In sum, it states that the fundamental challenge facing the scientific community is how to devise innovative strategies that will bring all developing countries into the “biological fold” and to do so in ways that will take full advantage of advances in the biological sciences to curb poverty, improve public health, and promote human development.
- A New For Science in Africa
This research is concerned with how Africa, like all other developing parts of the World, can use science to build capacities. It states that: There is an increasing interest among developed countries to support scientific and technological capacity building in low-income countries, especially in Africa. The challenge lies in turning this heartfelt interest into sustainable initiatives and real progress. Every African nation must educate and support a new generation of problem-solving scientists. This means reforming educational systems and building world-class research universities and centers of excellence. Lasting success will ultimately be determined not only by aid from abroad, but by strong and enduring partnerships in science and technology between Africa and the rest of the world.

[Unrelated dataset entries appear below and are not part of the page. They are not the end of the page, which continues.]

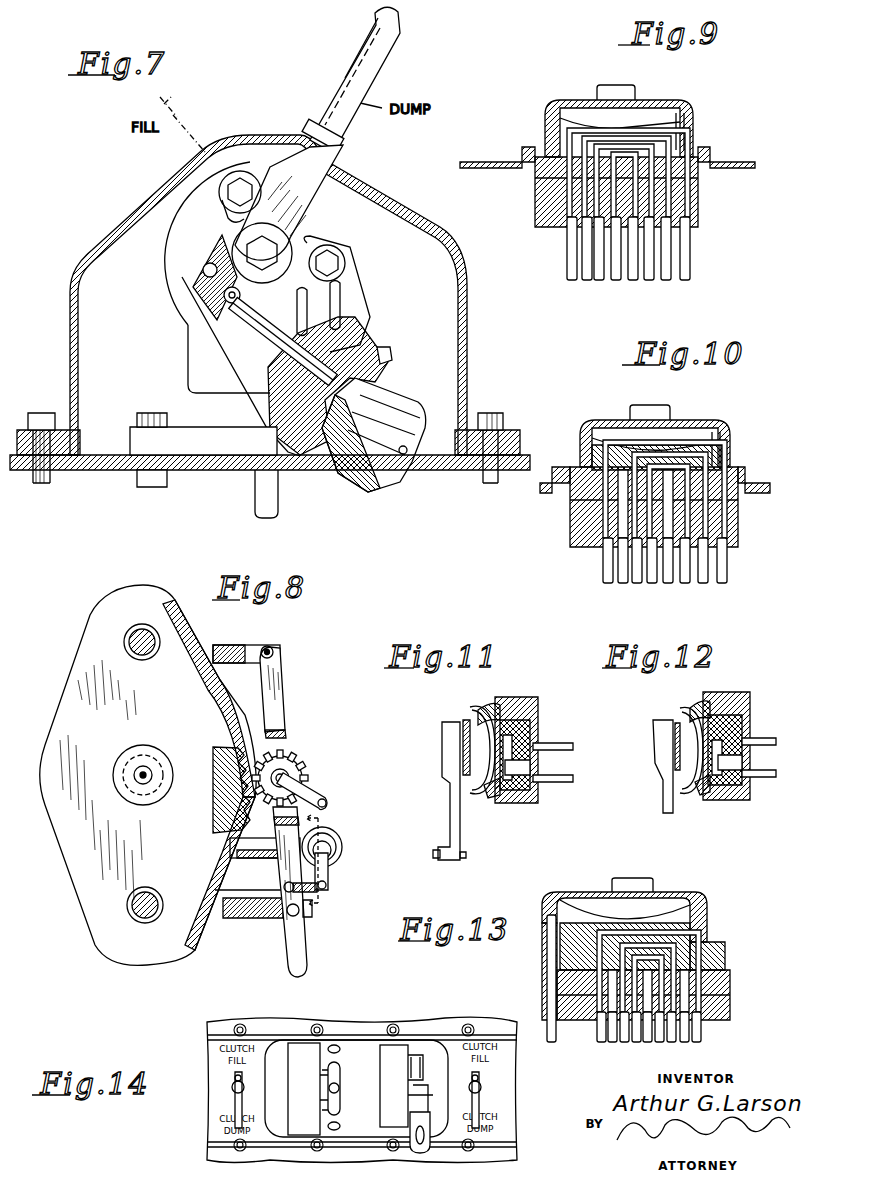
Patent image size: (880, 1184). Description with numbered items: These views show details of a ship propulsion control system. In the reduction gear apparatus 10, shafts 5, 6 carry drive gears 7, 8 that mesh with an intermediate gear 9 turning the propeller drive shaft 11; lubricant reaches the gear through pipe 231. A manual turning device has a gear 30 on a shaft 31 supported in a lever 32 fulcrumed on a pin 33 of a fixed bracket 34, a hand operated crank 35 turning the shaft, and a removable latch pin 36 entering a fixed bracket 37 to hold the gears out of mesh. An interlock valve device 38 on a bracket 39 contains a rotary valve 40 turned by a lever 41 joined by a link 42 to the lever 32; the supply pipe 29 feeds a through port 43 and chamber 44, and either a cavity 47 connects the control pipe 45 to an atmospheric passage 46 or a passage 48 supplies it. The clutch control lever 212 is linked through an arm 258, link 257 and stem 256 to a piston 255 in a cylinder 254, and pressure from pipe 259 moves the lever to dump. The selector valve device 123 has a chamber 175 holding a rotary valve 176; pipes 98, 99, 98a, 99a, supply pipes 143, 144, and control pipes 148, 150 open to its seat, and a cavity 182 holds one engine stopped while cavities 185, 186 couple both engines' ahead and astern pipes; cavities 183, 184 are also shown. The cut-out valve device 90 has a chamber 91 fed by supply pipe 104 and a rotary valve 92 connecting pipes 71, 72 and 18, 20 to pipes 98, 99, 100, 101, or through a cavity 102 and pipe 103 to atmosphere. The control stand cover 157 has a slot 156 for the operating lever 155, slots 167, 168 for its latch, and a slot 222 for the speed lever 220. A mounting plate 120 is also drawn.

In FIG. 8, the shaft 5 is at (128, 640).
In FIG. 8, the shaft 6 is at (133, 912).
In FIG. 8, the drive gear 7 is at (190, 630).
In FIG. 8, the drive gear 8 is at (200, 950).
In FIG. 8, the intermediate gear 9 is at (215, 775).
In FIG. 8, the reduction gear apparatus 10 is at (73, 667).
In FIG. 8, the drive shaft 11 is at (328, 859).
In FIG. 13, the pipe 18 is at (702, 1031).
In FIG. 13, the pipe 20 is at (660, 1040).
In FIG. 11, the fluid pressure supply pipe 29 is at (573, 749).
In FIG. 12, the fluid pressure supply pipe 29 is at (776, 745).
In FIG. 8, the gear 30 is at (293, 760).
In FIG. 8, the shaft 31 is at (288, 777).
In FIG. 8, the lever 32 is at (278, 710).
In FIG. 8, the pin 33 is at (274, 650).
In FIG. 8, the fixed bracket 34 is at (236, 650).
In FIG. 8, the hand operated crank 35 is at (325, 799).
In FIG. 8, the removable latch pin 36 is at (298, 914).
In FIG. 8, the fixed bracket 37 is at (240, 920).
In FIG. 8, the interlock valve device 38 is at (343, 842).
In FIG. 11, the interlock valve device 38 is at (518, 697).
In FIG. 12, the interlock valve device 38 is at (732, 692).
In FIG. 8, the bracket 39 is at (242, 860).
In FIG. 11, the rotary valve 40 is at (500, 702).
In FIG. 12, the rotary valve 40 is at (712, 700).
In FIG. 8, the lever 41 is at (332, 868).
In FIG. 11, the lever 41 is at (448, 807).
In FIG. 12, the lever 41 is at (662, 801).
In FIG. 8, the link 42 is at (326, 886).
In FIG. 11, the link 42 is at (442, 850).
In FIG. 11, the through port 43 is at (541, 735).
In FIG. 12, the through port 43 is at (752, 732).
In FIG. 11, the chamber 44 is at (474, 721).
In FIG. 12, the chamber 44 is at (683, 720).
In FIG. 11, the control pipe 45 is at (573, 783).
In FIG. 12, the control pipe 45 is at (776, 778).
In FIG. 11, the passage 46 is at (532, 760).
In FIG. 12, the passage 46 is at (748, 756).
In FIG. 11, the cavity 47 is at (500, 792).
In FIG. 12, the passage 48 is at (710, 790).
In FIG. 13, the pipe 71 is at (637, 1040).
In FIG. 13, the pipe 72 is at (610, 1040).
In FIG. 13, the engineer's cut-out valve device 90 is at (708, 910).
In FIG. 13, the chamber 91 is at (568, 905).
In FIG. 13, the rotary valve 92 is at (596, 930).
In FIG. 9, the pipe 98 is at (684, 280).
In FIG. 10, the pipe 98 is at (703, 583).
In FIG. 13, the pipe 98 is at (624, 1040).
In FIG. 9, the pipe 98a is at (598, 280).
In FIG. 10, the pipe 98a is at (630, 583).
In FIG. 9, the pipe 99 is at (567, 245).
In FIG. 10, the pipe 99 is at (603, 557).
In FIG. 13, the pipe 99 is at (597, 1031).
In FIG. 9, the pipe 99a is at (648, 280).
In FIG. 10, the pipe 99a is at (674, 583).
In FIG. 13, the pipe 100 is at (685, 1040).
In FIG. 13, the pipe 101 is at (648, 1040).
In FIG. 13, the cavity 102 is at (645, 917).
In FIG. 13, the pipe 103 is at (728, 1014).
In FIG. 13, the supply pipe 104 is at (550, 1042).
In FIG. 7, the mounting plate 120 is at (490, 466).
In FIG. 9, the mounting plate 120 is at (745, 160).
In FIG. 10, the mounting plate 120 is at (760, 482).
In FIG. 14, the mounting plate 120 is at (455, 1022).
In FIG. 9, the selector valve device 123 is at (562, 115).
In FIG. 10, the selector valve device 123 is at (586, 430).
In FIG. 9, the fluid pressure supply pipe 143 is at (616, 280).
In FIG. 10, the fluid pressure supply pipe 143 is at (648, 583).
In FIG. 9, the fluid pressure supply pipe 144 is at (692, 243).
In FIG. 10, the fluid pressure supply pipe 144 is at (727, 559).
In FIG. 9, the ahead control pipe 148 is at (667, 268).
In FIG. 10, the ahead control pipe 148 is at (705, 576).
In FIG. 9, the astern control pipe 150 is at (587, 260).
In FIG. 10, the astern control pipe 150 is at (623, 577).
In FIG. 14, the operating lever 155 is at (345, 1087).
In FIG. 14, the slot 156 is at (339, 1062).
In FIG. 7, the cover 157 is at (437, 232).
In FIG. 14, the cover 157 is at (207, 1056).
In FIG. 14, the slot 167 is at (326, 1065).
In FIG. 14, the slot 168 is at (334, 1093).
In FIG. 9, the chamber 175 is at (672, 126).
In FIG. 10, the chamber 175 is at (712, 440).
In FIG. 9, the rotary valve 176 is at (548, 118).
In FIG. 10, the rotary valve 176 is at (586, 440).
In FIG. 9, the cavity 182 is at (580, 128).
In FIG. 9, the conductor 183 is at (657, 140).
In FIG. 9, the conductor 184 is at (624, 150).
In FIG. 10, the cavity 185 is at (692, 462).
In FIG. 10, the cavity 186 is at (610, 440).
In FIG. 7, the lever 212 is at (397, 42).
In FIG. 14, the lever 212 is at (233, 1122).
In FIG. 14, the lever 220 is at (422, 1153).
In FIG. 14, the slot 222 is at (416, 1058).
In FIG. 8, the pipe 231 is at (135, 773).
In FIG. 7, the cylinder 254 is at (400, 398).
In FIG. 7, the piston 255 is at (383, 375).
In FIG. 7, the stem 256 is at (260, 327).
In FIG. 7, the link 257 is at (200, 297).
In FIG. 7, the arm 258 is at (222, 250).
In FIG. 7, the pipe 259 is at (412, 470).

– Effect of Silicon Compounds Against Macrophomina Phaseolina, the Casual Agent of Soybean Charcoal Rot Disease
This work was designed to study the efficacy of two types of silicon compounds (sodium silicate and potassium silicate) to control charcoal rot disease caused by Macrophomina phaseolina in vitro, under greenhouse and field conditions. In vitro study showed that sodium and potassium silicate at all concentration were effective on inhibiting the growth of the pathogen. Generally, sodium silicate significantly reduces pathogen growth than potassium silicate (29.02% and 19.34%, respectively). Under greenhouse conditions, treatments with sodium silicate caused the highest percentage of disease reduction of charcoal rot disease (37.8%), compared with infected control plants. Sodium silicate treatment increased the root, stem and leaves thickness layers of cortex (CO) and pith (PI) compared to untreated soybean plants. Under field conditions, application of sodium silicate in controlling charcoal rot disease showed significant reduction of disease severity in both tested seasons (56% and 42%, respectively) as well as increased the yield of soybean by (136.7% and 97.6%, respectively). The study concluded that application of sodium silicate could be useful in reducing charcoal rot diseases under greenhouse and field conditions.
- Can Science Save Africa?
In this article. Prof. Hassan maintains that the difficulties encountered by Africa's science departments have impacts that extend well beyond the departments themselves. Many of the continent's most serious problems, including malnutrition, disease, and environmental degradation, cannot be met without the presence of a critical mass of African scientists working on issues of direct concern to the continent itself. Science alone cannot save Africa, but Africa without science cannot be saved. So what can be done to revive African science, and who is responsible for leading such an effort.
In answer, Prof. Hassan states that the major responsibility for the future of African science rests in the hands of Africa's governments. During the late 1960s and early 1970s, funding for science and technology in Africa was driven by governmental commitments to quality education and research.
But years of political instability and chronic socioeconomic problems have turned what became increasingly neglected universities into destitute institutions. Whatever responsibility Africa's political institutions bear for the current crisis in education and research, they cannot be expected to overcome the situation on their own. Lack of financial resources and skilled personnel will make such a scenario virtually impossible. That means Africa's governments will need help from national and international aid organizations.